Published: 24 December 2008



Comparative analysis of metabolic networks in multiple species yields important information on their evolution, and has great practical value in metabolic engineering, human disease analysis, drug design etc. In this work, we aim to systematically search for conserved pathways in two species, quantify their similarities, and focus on the variations between them.


We present an efficient framework, Metabolic Pathway Alignment and Scoring (M-PAS), for identifying and ranking conserved metabolic pathways. M-PAS aligns all reactions in entire metabolic networks of two species and assembles them into pathways, taking mismatches, gaps and crossovers into account. It uses a comprehensive scoring function, which quantifies pathway similarity such that we can focus on different pathways given different biological motivations. Using M-PAS, we detected 1198 length-four pathways fully conserved between Saccharomyces cerevisiae and Escherichia coli, and also revealed 1399 cases of a species using a unique route in otherwise highly conserved pathways.

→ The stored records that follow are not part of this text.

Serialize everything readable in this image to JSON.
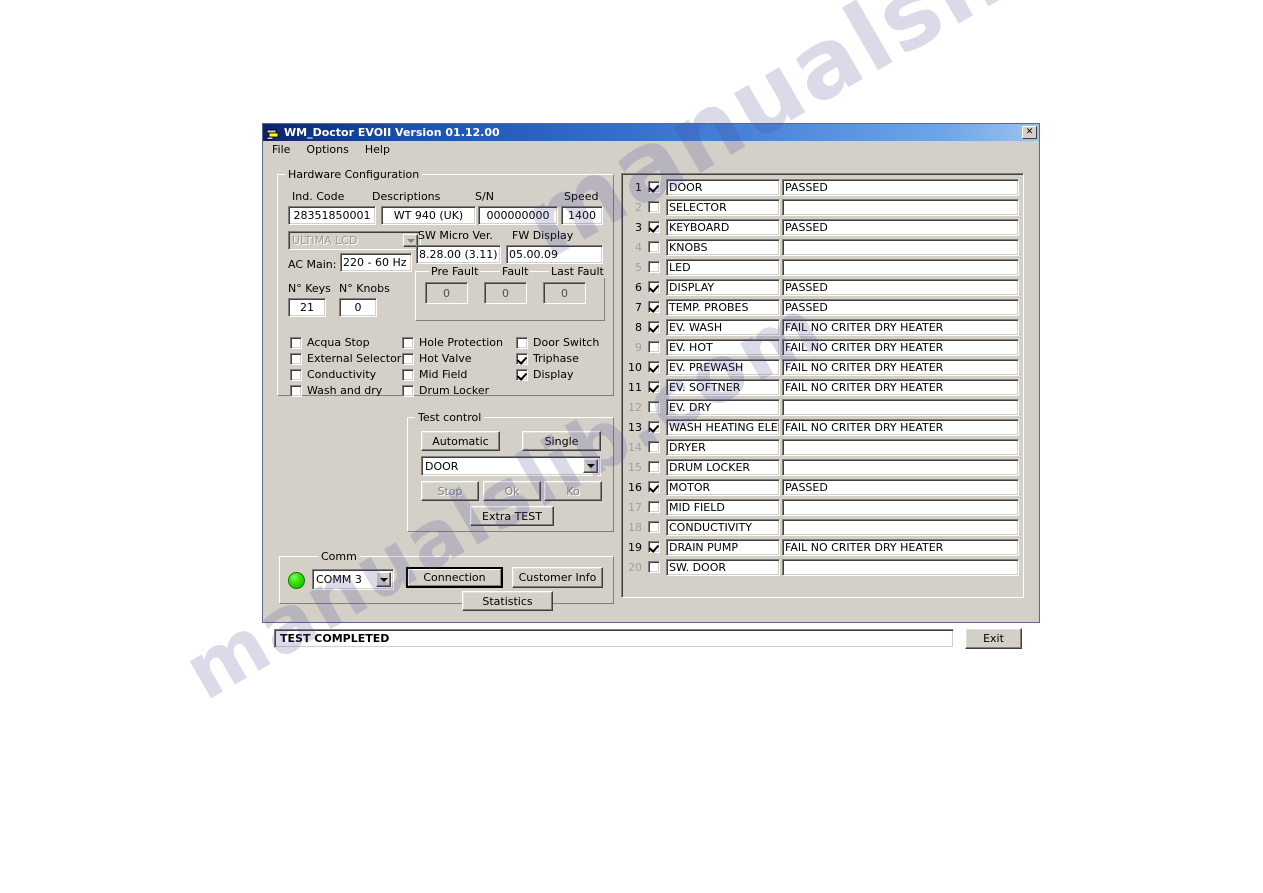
{
  "window": {
    "title": "WM_Doctor EVOII  Version 01.12.00",
    "close_label": "✕",
    "icon": "app-icon"
  },
  "menu": {
    "items": [
      {
        "label": "File"
      },
      {
        "label": "Options"
      },
      {
        "label": "Help"
      }
    ]
  },
  "hardware": {
    "group_title": "Hardware Configuration",
    "labels": {
      "ind_code": "Ind. Code",
      "descriptions": "Descriptions",
      "sn": "S/N",
      "speed": "Speed",
      "sw_micro": "SW Micro Ver.",
      "fw_display": "FW Display",
      "ac_main": "AC Main:",
      "n_keys": "N° Keys",
      "n_knobs": "N° Knobs",
      "pre_fault": "Pre Fault",
      "fault": "Fault",
      "last_fault": "Last Fault"
    },
    "values": {
      "ind_code": "28351850001",
      "descriptions": "WT 940 (UK)",
      "sn": "000000000",
      "speed": "1400",
      "model": "ULTIMA LCD",
      "sw_micro": "8.28.00 (3.11)",
      "fw_display": "05.00.09",
      "ac_main": "220 - 60 Hz",
      "n_keys": "21",
      "n_knobs": "0",
      "pre_fault": "0",
      "fault": "0",
      "last_fault": "0"
    },
    "options": [
      {
        "label": "Acqua Stop",
        "checked": false
      },
      {
        "label": "External Selector",
        "checked": false
      },
      {
        "label": "Conductivity",
        "checked": false
      },
      {
        "label": "Wash and dry",
        "checked": false
      },
      {
        "label": "Hole Protection",
        "checked": false
      },
      {
        "label": "Hot Valve",
        "checked": false
      },
      {
        "label": "Mid Field",
        "checked": false
      },
      {
        "label": "Drum Locker",
        "checked": false
      },
      {
        "label": "Door Switch",
        "checked": false
      },
      {
        "label": "Triphase",
        "checked": true
      },
      {
        "label": "Display",
        "checked": true
      }
    ]
  },
  "test_control": {
    "group_title": "Test control",
    "automatic_label": "Automatic",
    "single_label": "Single",
    "selected_test": "DOOR",
    "stop_label": "Stop",
    "ok_label": "Ok",
    "ko_label": "Ko",
    "extra_test_label": "Extra TEST"
  },
  "comm": {
    "group_title": "Comm",
    "port": "COMM 3",
    "led_color": "#2ee000",
    "connection_label": "Connection",
    "customer_info_label": "Customer Info",
    "statistics_label": "Statistics"
  },
  "results": {
    "rows": [
      {
        "num": "1",
        "checked": true,
        "name": "DOOR",
        "status": "PASSED"
      },
      {
        "num": "2",
        "checked": false,
        "name": "SELECTOR",
        "status": ""
      },
      {
        "num": "3",
        "checked": true,
        "name": "KEYBOARD",
        "status": "PASSED"
      },
      {
        "num": "4",
        "checked": false,
        "name": "KNOBS",
        "status": ""
      },
      {
        "num": "5",
        "checked": false,
        "name": "LED",
        "status": ""
      },
      {
        "num": "6",
        "checked": true,
        "name": "DISPLAY",
        "status": "PASSED"
      },
      {
        "num": "7",
        "checked": true,
        "name": "TEMP. PROBES",
        "status": "PASSED"
      },
      {
        "num": "8",
        "checked": true,
        "name": "EV. WASH",
        "status": "FAIL NO CRITER DRY HEATER"
      },
      {
        "num": "9",
        "checked": false,
        "name": "EV. HOT",
        "status": "FAIL NO CRITER DRY HEATER"
      },
      {
        "num": "10",
        "checked": true,
        "name": "EV. PREWASH",
        "status": "FAIL NO CRITER DRY HEATER"
      },
      {
        "num": "11",
        "checked": true,
        "name": "EV. SOFTNER",
        "status": "FAIL NO CRITER DRY HEATER"
      },
      {
        "num": "12",
        "checked": false,
        "name": "EV. DRY",
        "status": ""
      },
      {
        "num": "13",
        "checked": true,
        "name": "WASH HEATING ELEM",
        "status": "FAIL NO CRITER DRY HEATER"
      },
      {
        "num": "14",
        "checked": false,
        "name": "DRYER",
        "status": ""
      },
      {
        "num": "15",
        "checked": false,
        "name": "DRUM LOCKER",
        "status": ""
      },
      {
        "num": "16",
        "checked": true,
        "name": "MOTOR",
        "status": "PASSED"
      },
      {
        "num": "17",
        "checked": false,
        "name": "MID FIELD",
        "status": ""
      },
      {
        "num": "18",
        "checked": false,
        "name": "CONDUCTIVITY",
        "status": ""
      },
      {
        "num": "19",
        "checked": true,
        "name": "DRAIN PUMP",
        "status": "FAIL NO CRITER DRY HEATER"
      },
      {
        "num": "20",
        "checked": false,
        "name": "SW. DOOR",
        "status": ""
      }
    ]
  },
  "statusbar": {
    "message": "TEST COMPLETED",
    "exit_label": "Exit"
  },
  "watermark": {
    "line1": "manualslib.com",
    "line2": "manualslib.com"
  }
}
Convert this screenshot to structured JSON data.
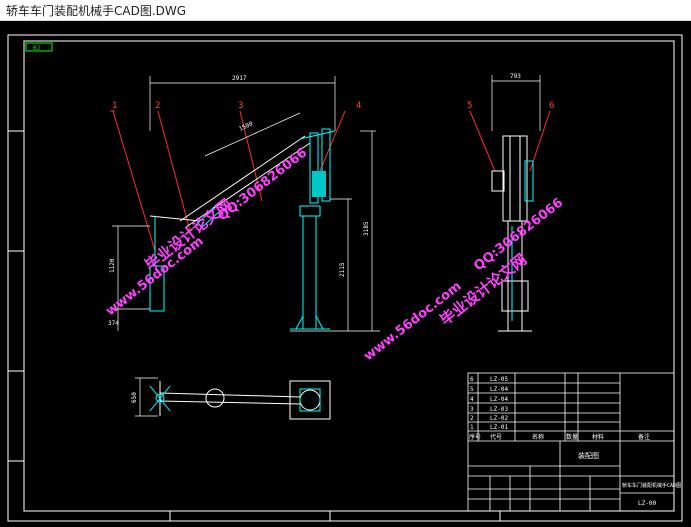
{
  "window": {
    "title": "轿车车门装配机械手CAD图.DWG"
  },
  "drawing": {
    "corner_tag": "0J",
    "dimensions": {
      "top_width": "2917",
      "arm_length": "1500",
      "left_height": "1120",
      "left_small": "374",
      "column_height": "2115",
      "total_height": "3185",
      "side_width": "793",
      "plan_width": "650"
    },
    "balloons": [
      "1",
      "2",
      "3",
      "4",
      "5",
      "6"
    ]
  },
  "watermarks": {
    "site_name": "毕业设计论文网",
    "site_url": "www.56doc.com",
    "qq": "QQ:306826066"
  },
  "title_block": {
    "parts": [
      {
        "no": "6",
        "code": "LZ-05"
      },
      {
        "no": "5",
        "code": "LZ-04"
      },
      {
        "no": "4",
        "code": "LZ-04"
      },
      {
        "no": "3",
        "code": "LZ-03"
      },
      {
        "no": "2",
        "code": "LZ-02"
      },
      {
        "no": "1",
        "code": "LZ-01"
      }
    ],
    "header": [
      "序号",
      "代号",
      "名称",
      "数量",
      "材料",
      "备注"
    ],
    "drawing_name": "装配图",
    "product_name": "轿车车门装配机械手CAD图",
    "drawing_no": "LZ-00"
  }
}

Our method efficiently automates the process of exploring reaction arrangement possibilities, both between species and within species, to find conserved pathways. We not only reconstruct conventional pathways such as those found in KEGG, but also discover new pathway possibilities. Our results can help to generate hypotheses on missing reactions and manifest differences in highly conserved pathways, which is useful for biology and life science applications.